The corn market this week almost traded to life of contract lows. The problem we have today is a vision
problem. We are sitting here in Ohio and we are wondering why the market keeps going down when the crop
looks maybe just ok. When we look out our door, the Ohio corn crop is rated the worst in the county, where
the 5 big states (Illinois, Iowa, Wisconsin, Indiana, and Minnesota) are looking at some of the best crops ever.
It is hard to get excited about your prospects when you see harvest corn prices with a 2 in front of them.
We are going to have a big crop. We will start to see yield estimates and don’t be surprised when you hear of a
180 bushel national yield average. Carryover next year is going to be large, even with China buying corn. We
have seen demand issues in the US as gasoline usage is still below last year so we don’t need as much ethanol.

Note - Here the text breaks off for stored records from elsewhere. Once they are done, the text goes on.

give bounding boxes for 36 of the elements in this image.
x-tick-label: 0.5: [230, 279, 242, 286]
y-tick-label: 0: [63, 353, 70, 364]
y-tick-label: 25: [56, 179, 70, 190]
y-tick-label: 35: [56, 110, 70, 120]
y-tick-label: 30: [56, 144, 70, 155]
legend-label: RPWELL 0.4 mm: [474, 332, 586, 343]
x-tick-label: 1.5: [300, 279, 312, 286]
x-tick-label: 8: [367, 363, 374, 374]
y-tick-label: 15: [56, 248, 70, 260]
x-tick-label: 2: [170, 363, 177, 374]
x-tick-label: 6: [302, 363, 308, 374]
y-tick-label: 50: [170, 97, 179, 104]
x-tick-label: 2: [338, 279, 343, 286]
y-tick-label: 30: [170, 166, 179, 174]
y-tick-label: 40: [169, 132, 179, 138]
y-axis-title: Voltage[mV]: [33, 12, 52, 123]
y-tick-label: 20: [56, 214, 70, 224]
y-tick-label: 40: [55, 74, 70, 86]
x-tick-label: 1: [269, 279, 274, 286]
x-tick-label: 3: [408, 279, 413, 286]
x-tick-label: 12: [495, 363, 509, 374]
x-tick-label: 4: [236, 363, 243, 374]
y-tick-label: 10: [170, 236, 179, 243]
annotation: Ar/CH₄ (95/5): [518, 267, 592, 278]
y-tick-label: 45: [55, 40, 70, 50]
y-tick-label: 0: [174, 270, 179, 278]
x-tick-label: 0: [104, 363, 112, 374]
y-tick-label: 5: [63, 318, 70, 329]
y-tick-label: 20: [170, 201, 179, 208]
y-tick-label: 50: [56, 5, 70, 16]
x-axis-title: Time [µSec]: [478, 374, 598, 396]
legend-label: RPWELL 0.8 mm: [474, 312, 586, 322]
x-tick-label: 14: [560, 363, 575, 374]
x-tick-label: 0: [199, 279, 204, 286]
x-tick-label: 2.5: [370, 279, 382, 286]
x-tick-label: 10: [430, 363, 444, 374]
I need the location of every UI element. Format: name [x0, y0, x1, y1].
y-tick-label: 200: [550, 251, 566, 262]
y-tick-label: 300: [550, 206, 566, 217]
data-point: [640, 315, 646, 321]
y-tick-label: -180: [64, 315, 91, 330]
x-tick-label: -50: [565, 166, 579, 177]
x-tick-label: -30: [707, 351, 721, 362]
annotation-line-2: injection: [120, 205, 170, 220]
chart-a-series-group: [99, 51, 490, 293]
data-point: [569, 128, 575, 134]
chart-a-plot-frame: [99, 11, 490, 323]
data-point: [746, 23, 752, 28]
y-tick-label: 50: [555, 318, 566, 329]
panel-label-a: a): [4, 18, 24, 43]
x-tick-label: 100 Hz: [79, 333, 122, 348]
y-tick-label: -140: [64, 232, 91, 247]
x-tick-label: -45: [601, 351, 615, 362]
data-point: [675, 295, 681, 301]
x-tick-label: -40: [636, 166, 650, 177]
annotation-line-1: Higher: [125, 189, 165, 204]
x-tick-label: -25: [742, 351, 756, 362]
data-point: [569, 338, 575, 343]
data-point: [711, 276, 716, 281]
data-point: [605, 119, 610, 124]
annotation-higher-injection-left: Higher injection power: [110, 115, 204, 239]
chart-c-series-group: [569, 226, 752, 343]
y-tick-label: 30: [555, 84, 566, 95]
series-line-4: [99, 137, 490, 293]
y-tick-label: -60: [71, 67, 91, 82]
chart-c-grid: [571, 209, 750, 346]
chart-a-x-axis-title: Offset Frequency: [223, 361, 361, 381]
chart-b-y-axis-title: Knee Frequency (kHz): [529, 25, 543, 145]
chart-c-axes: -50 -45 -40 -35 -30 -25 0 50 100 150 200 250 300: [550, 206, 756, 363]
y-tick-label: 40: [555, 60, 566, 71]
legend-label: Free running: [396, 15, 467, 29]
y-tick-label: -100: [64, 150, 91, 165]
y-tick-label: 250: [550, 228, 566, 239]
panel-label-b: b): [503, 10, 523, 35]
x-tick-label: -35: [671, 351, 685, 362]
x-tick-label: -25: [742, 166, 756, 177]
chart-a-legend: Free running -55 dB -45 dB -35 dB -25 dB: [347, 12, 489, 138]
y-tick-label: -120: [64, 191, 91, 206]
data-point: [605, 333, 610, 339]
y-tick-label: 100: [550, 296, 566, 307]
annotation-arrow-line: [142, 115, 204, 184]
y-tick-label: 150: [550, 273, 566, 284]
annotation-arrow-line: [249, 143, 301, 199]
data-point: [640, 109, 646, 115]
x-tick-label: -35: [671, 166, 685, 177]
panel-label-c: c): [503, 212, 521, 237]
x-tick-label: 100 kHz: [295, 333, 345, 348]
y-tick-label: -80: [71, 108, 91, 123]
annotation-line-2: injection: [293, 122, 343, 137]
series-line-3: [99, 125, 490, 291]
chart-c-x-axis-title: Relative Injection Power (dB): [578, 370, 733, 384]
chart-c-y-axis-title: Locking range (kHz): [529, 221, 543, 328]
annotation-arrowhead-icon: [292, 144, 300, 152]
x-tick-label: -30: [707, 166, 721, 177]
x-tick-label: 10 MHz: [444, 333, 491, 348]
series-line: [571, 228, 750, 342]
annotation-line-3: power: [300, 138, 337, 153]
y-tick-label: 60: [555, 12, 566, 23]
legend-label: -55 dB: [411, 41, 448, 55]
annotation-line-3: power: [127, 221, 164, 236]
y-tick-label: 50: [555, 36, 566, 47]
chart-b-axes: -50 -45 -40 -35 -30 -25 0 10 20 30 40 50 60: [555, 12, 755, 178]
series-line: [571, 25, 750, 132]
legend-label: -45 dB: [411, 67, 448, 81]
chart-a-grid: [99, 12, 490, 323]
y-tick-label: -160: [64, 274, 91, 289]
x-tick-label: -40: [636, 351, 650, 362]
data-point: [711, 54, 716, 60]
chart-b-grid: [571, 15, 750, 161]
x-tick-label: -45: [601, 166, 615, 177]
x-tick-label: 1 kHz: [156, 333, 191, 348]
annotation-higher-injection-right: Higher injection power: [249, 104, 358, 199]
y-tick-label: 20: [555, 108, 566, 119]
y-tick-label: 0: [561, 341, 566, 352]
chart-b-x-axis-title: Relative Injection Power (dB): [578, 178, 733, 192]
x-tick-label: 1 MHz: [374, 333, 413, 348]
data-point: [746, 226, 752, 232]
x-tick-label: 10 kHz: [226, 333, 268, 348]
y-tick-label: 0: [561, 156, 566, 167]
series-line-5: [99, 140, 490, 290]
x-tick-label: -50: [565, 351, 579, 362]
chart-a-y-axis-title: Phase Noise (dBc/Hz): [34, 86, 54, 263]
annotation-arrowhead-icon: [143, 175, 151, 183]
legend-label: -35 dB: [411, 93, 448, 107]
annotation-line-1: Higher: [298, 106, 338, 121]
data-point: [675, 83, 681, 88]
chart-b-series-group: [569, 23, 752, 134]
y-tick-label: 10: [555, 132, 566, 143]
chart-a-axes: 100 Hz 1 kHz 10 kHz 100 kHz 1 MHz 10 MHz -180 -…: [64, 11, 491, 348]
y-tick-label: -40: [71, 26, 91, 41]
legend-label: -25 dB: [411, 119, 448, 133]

As of today I don’t see a way to 4.00 futures unless something happens to production down the road.
Soybeans are still kind of holding up as export demand is good and most of the rest of the world is out of
soybeans they can put to the market. As I wrote a few weeks ago I think soybeans have a chance to see 9.00
as a cash number but we are only 3 months away from South American planting their 2021 crop; and
predictions are they will increase acres as their profitability today is very good because of the currency

We will have to see what Mother Nature brings us over the next 60 days as we get ready to harvest this crop.

Julia Naus

Grain Orginator Region 2
Happy Friday! We started off the week with some showers that were much needed. Despite conflict
between the United States and China due to the closing of consulates in both Huston and Chengdu,
China is still buying corn and soybeans. China needed to rebuild its swine numbers after African
swine fever outbreaks, leading to China’s overall soybean imports from Brazil in June at a record of
10.51 million tonnes. The U.S. sold 1.937 million tonnes of corn to China (its biggest weekly total) for
delivery in the 2020/21 marketing year. It is safe to say that all crops are looking better than last
year, and conditions were reported better than expected regardless of some pockets of concern.